Para Schneider (2004, p. 98), o desenvolvimento rural visa induzir mudanças sociais, econômicas e ambientais no espaço rural, através de um processo evolutivo que se manifesta no plano territorial.

[...] o desenvolvimento rural é definido como um processo que resulta de ações articuladas, que visam induzir mudanças socioeconômicas e ambientais no âmbito do espaço rural para melhorar a renda, a qualidade de vida e o bem-estar das populações rurais. [...] o desenvolvimento rural refere-se a um processo evolutivo, interativo e hierárquico quanto aos seus resultados, manifestando-se nos termos dessa complexidade e diversidade no plano territorial.

Outro autor inserido nessa vertente das especificidades do rural é o geógrafo Paulo Alentejano. Ele considera que o rural ainda é um elemento de descrição e explicação da realidade, mas que o seu significado mudou. As transformações desencadeadas pelo capital sobre o campo, a exemplo do turismo rural e da produção agroecológica, têm gerado interpretações sobre um novo rural e um novo urbano. Atualmente, existe uma coexistência espacial entre o urbano e o rural, pois a difusão dos meios de comunicação tem integrado as áreas rurais à mesma dinâmica informacional e cultural das cidades.
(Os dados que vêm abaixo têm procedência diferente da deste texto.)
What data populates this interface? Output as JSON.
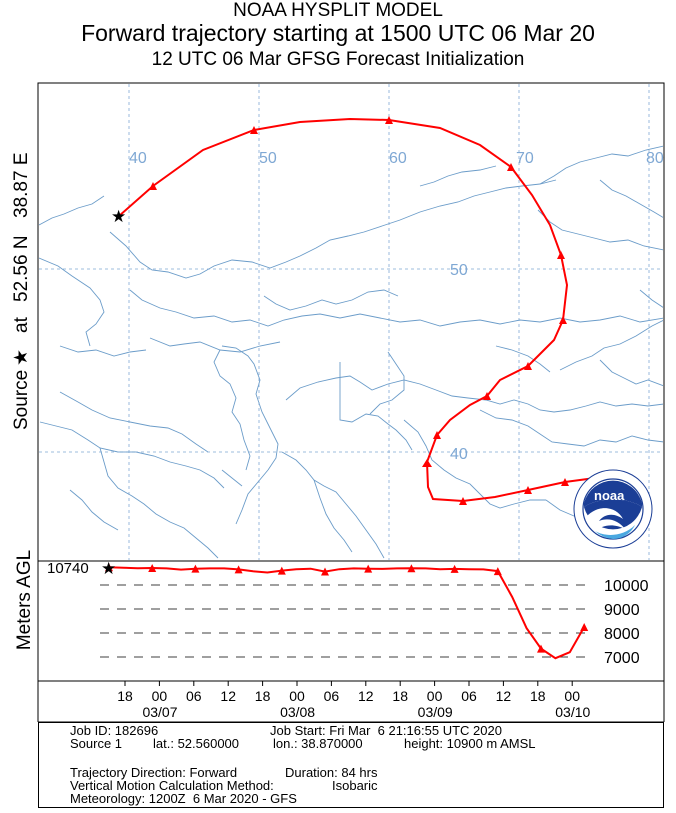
{
  "header": {
    "model": "NOAA HYSPLIT MODEL",
    "trajectory": "Forward trajectory starting at 1500 UTC 06 Mar 20",
    "init": "12 UTC 06 Mar    GFSG  Forecast Initialization"
  },
  "side_label": {
    "source": "Source",
    "at": "at",
    "lat": "52.56 N",
    "lon": "38.87 E"
  },
  "colors": {
    "trajectory": "#ff0000",
    "grid": "#7fa8d4",
    "map_lines": "#6b9cc9",
    "noaa_blue": "#1b3e96"
  },
  "map": {
    "lon_labels": [
      "40",
      "50",
      "60",
      "70",
      "80"
    ],
    "lat_labels": [
      "50",
      "40"
    ]
  },
  "chart_data": {
    "type": "line",
    "title": "",
    "ylabel": "Meters AGL",
    "start_height_label": "10740",
    "y_ticks": [
      "10000",
      "9000",
      "8000",
      "7000"
    ],
    "x_hour_ticks": [
      "18",
      "00",
      "06",
      "12",
      "18",
      "00",
      "06",
      "12",
      "18",
      "00",
      "06",
      "12",
      "18",
      "00"
    ],
    "x_date_ticks": [
      "03/07",
      "03/08",
      "03/09",
      "03/10"
    ],
    "series": [
      {
        "values": [
          10740,
          10720,
          10700,
          10710,
          10690,
          10640,
          10680,
          10690,
          10690,
          10650,
          10570,
          10520,
          10600,
          10660,
          10680,
          10560,
          10660,
          10690,
          10680,
          10670,
          10690,
          10700,
          10690,
          10660,
          10670,
          10660,
          10650,
          10580,
          9500,
          8200,
          7350,
          6950,
          7200,
          8250
        ]
      }
    ]
  },
  "info": {
    "job_id": "Job ID: 182696",
    "job_start": "Job Start: Fri Mar  6 21:16:55 UTC 2020",
    "source_name": "Source 1",
    "source_lat": "lat.: 52.560000",
    "source_lon": "lon.: 38.870000",
    "source_height": "height: 10900 m AMSL",
    "direction": "Trajectory Direction: Forward",
    "duration": "Duration: 84 hrs",
    "vertical": "Vertical Motion Calculation Method:",
    "vertical_value": "Isobaric",
    "meteorology": "Meteorology: 1200Z  6 Mar 2020 - GFS"
  }
}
Alentejano (2003, p. 31), no entanto, defende uma dinâmica própria do rural e ressalta que há diferenças entre o urbano e o rural. Essas diferenças estariam associadas às relações que o urbano e o rural desenvolvem com a terra e também com a intensidade das territorialidades. Assim, “[...] enquanto a dinâmica urbana pouco depende de relações com a terra, tanto do ponto de vista econômico como social e espacial, o rural está diretamente associado à terra”. E no tocante a intensidade da territorialidade que distingue o rural do urbano, “[...] o urbano representa relações mais globais, mais descoladas do território, enquanto o rural reflete uma maior territorialidade, uma vinculação local mais intensa”.

Para Candiotto e Corrêa (2008), apesar de convincentes os argumentos apresentados por Alentejano, esse vínculo com a terra e a intensidade da territorialidade precisam ser

relativizados e constatados empiricamente, pois é necessário considerar a heterogeneidade de atores sociais no espaço rural e as relações que a população rural apresenta com as cidades e a ideologia urbana.